CENNETLE MÜJDELENEN HAYIRLI DADI HZ. ÜMMÜ EYMEN (R.ANHA)

Allah Resûlü’nün (sav) “annem” dediği Hz. Ümmü Eymen, Resûlullah Efedimiz’in (sav) babası Abdullah’ın cariyesiydi. Hz. Ümmü Eymen aslen Habeşistanlıdır. Peygamberimiz’in (sav) doğumuna şahit olmuş ve vefatına kadar O’ndan (kısa kesintiler hariç), bir an olsun ayrılmamıştır. O’nun büyüyüp yetişmesinde emeği olan bahtiyar insanlardan biriydi. Peygamber Efendimiz’in (sav) evliliklerinde, çocuklarının doğumunda, çocuklarının evliliklerinde ve torunlarının doğumunda bu mübarek annemiz onların her zaman yanlarında, hizmetlerinde olmaya çalışmıştır. O bir peygamber âşığıdır. O’nunla birlikte sevinir, O’nunla birlikte üzülürdü.

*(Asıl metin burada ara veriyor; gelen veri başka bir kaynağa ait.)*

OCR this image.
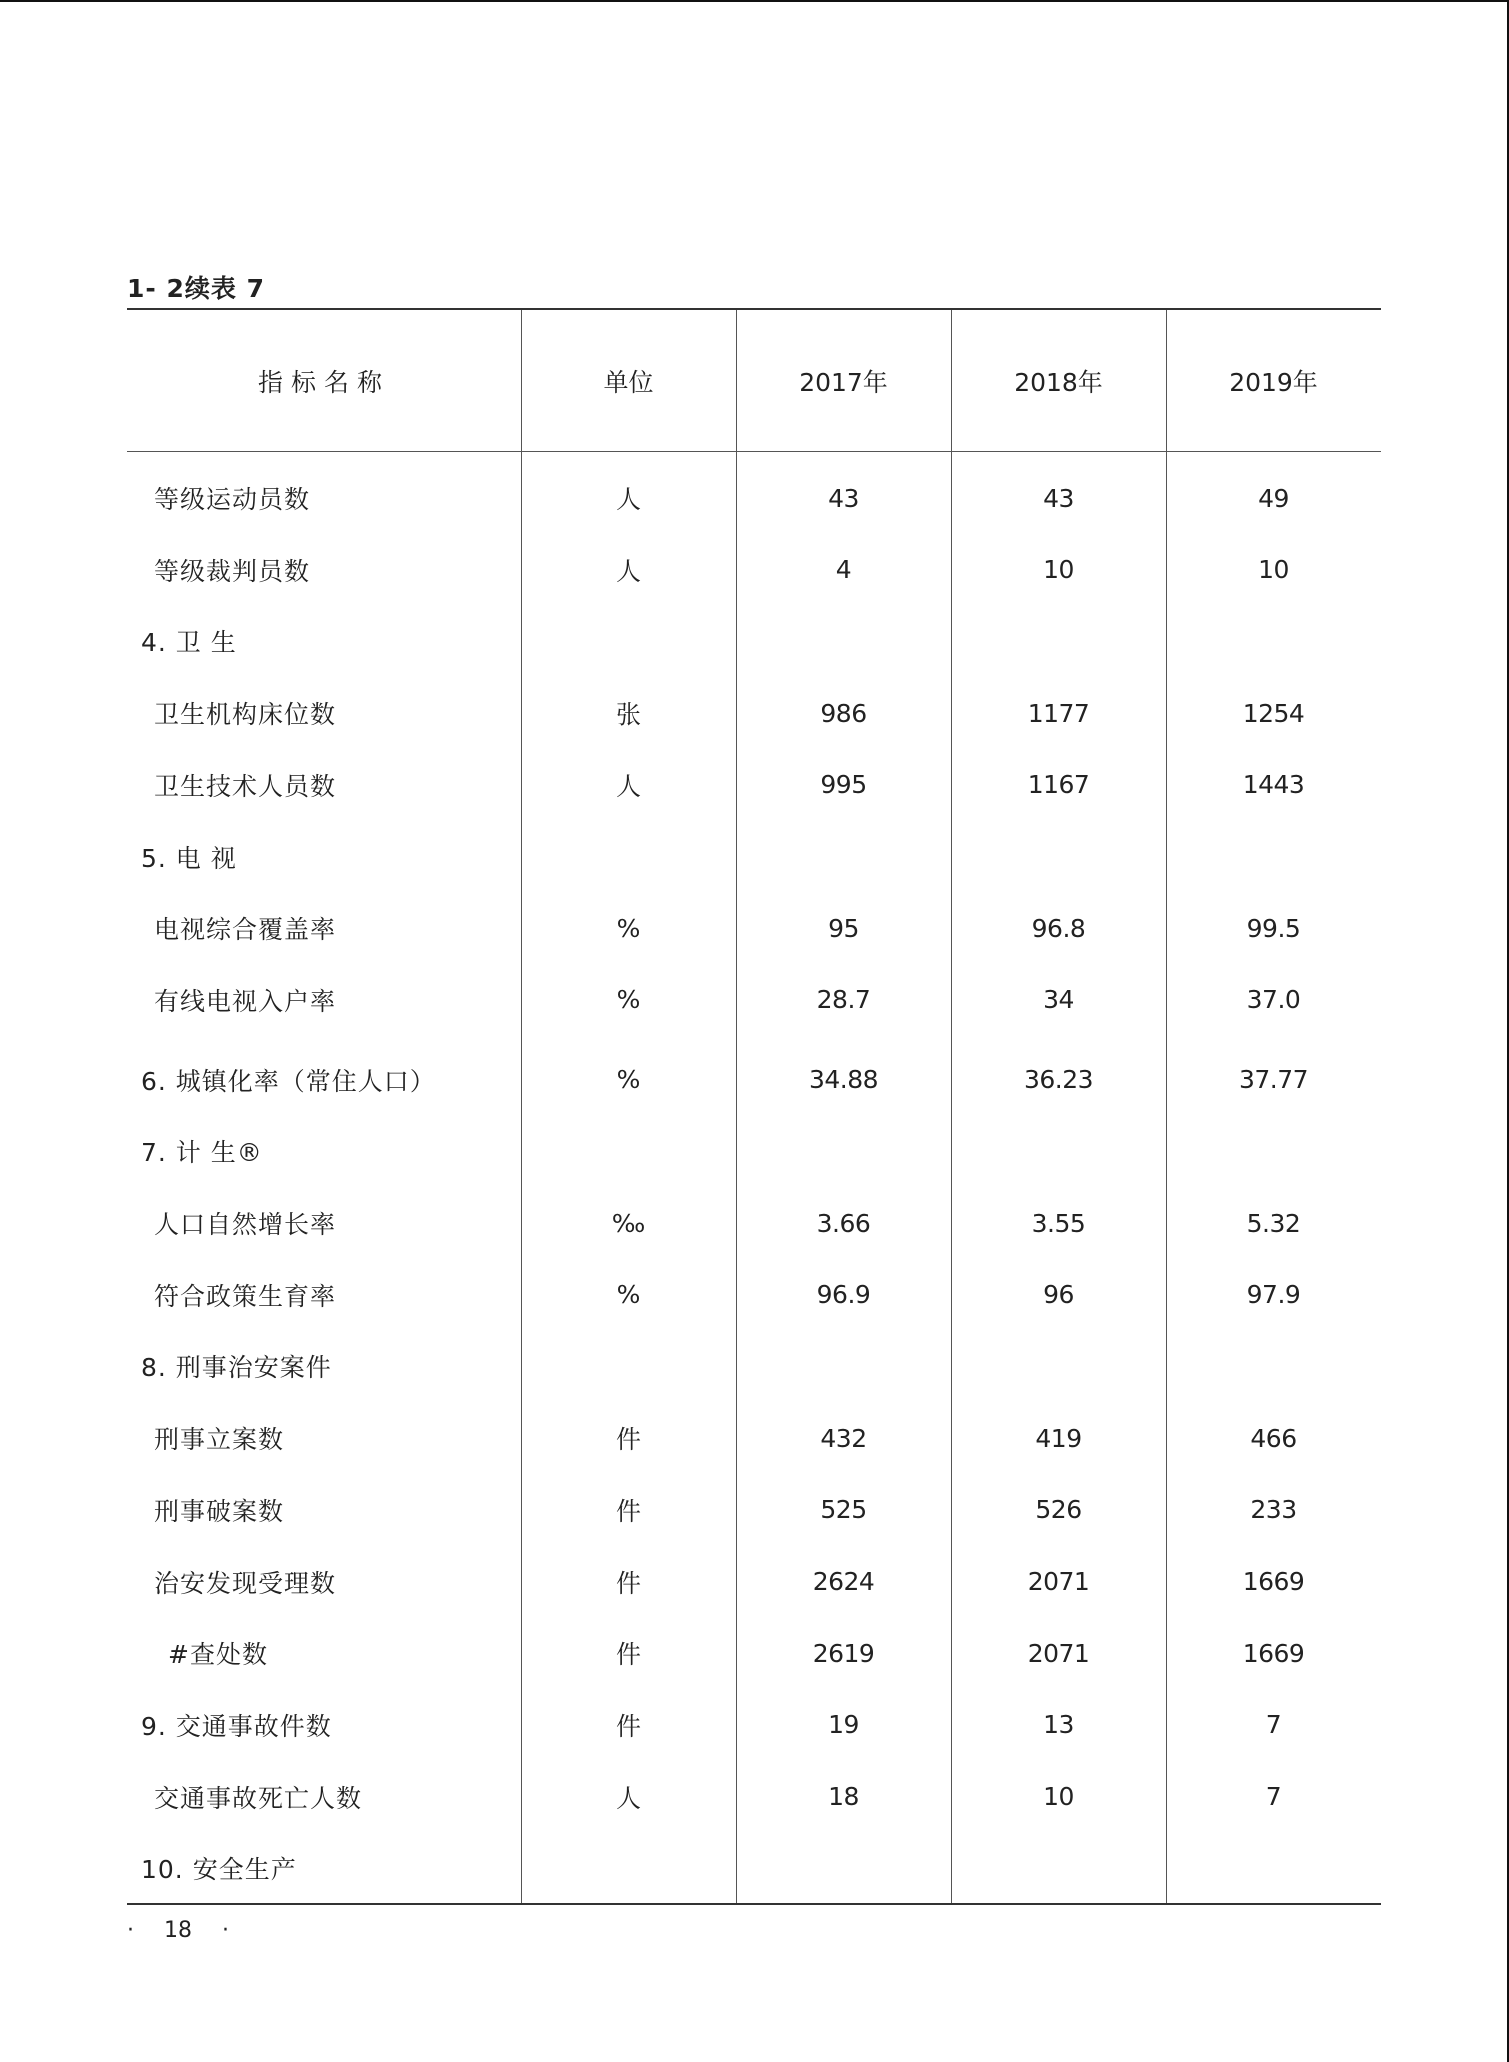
1- 2续表 7
指标名称	单位	2017年	2018年	2019年
等级运动员数	人	43	43	49
等级裁判员数	人	4	10	10
4. 卫 生
卫生机构床位数	张	986	1177	1254
卫生技术人员数	人	995	1167	1443
5. 电 视
电视综合覆盖率	%	95	96.8	99.5
有线电视入户率	%	28.7	34	37.0
6. 城镇化率（常住人口）	%	34.88	36.23	37.77
7. 计 生®
人口自然增长率	‰	3.66	3.55	5.32
符合政策生育率	%	96.9	96	97.9
8. 刑事治安案件
刑事立案数	件	432	419	466
刑事破案数	件	525	526	233
治安发现受理数	件	2624	2071	1669
#查处数	件	2619	2071	1669
9. 交通事故件数	件	19	13	7
交通事故死亡人数	人	18	10	7
10. 安全生产
· 18 ·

Ebvâ Köyü’nde henüz altı yaşında annesizliğin acısını tadan Resûlullah Efendimiz’i (sav) bağrına bastıktan sonra, O’na şefkat kollarını uzatacak kadar da vefakâr biriydi. Artık bundan sonraki yaşamını da bu öksüz ve yetim yavruya adayan, O’na hizmet eden ve birçok kez O’nu tehlikelerden korumuş, fedakâr bir insandı. Bu meziyetlerinden dolayı da Hz. Peygamber’in (sav) sevgisine mazhar olmuş bir hanım sahabe. Efendimiz’in (sav) küçüklüğünden beri yaşadığı birçok olağanüstü hallerine de şahit olmuştur.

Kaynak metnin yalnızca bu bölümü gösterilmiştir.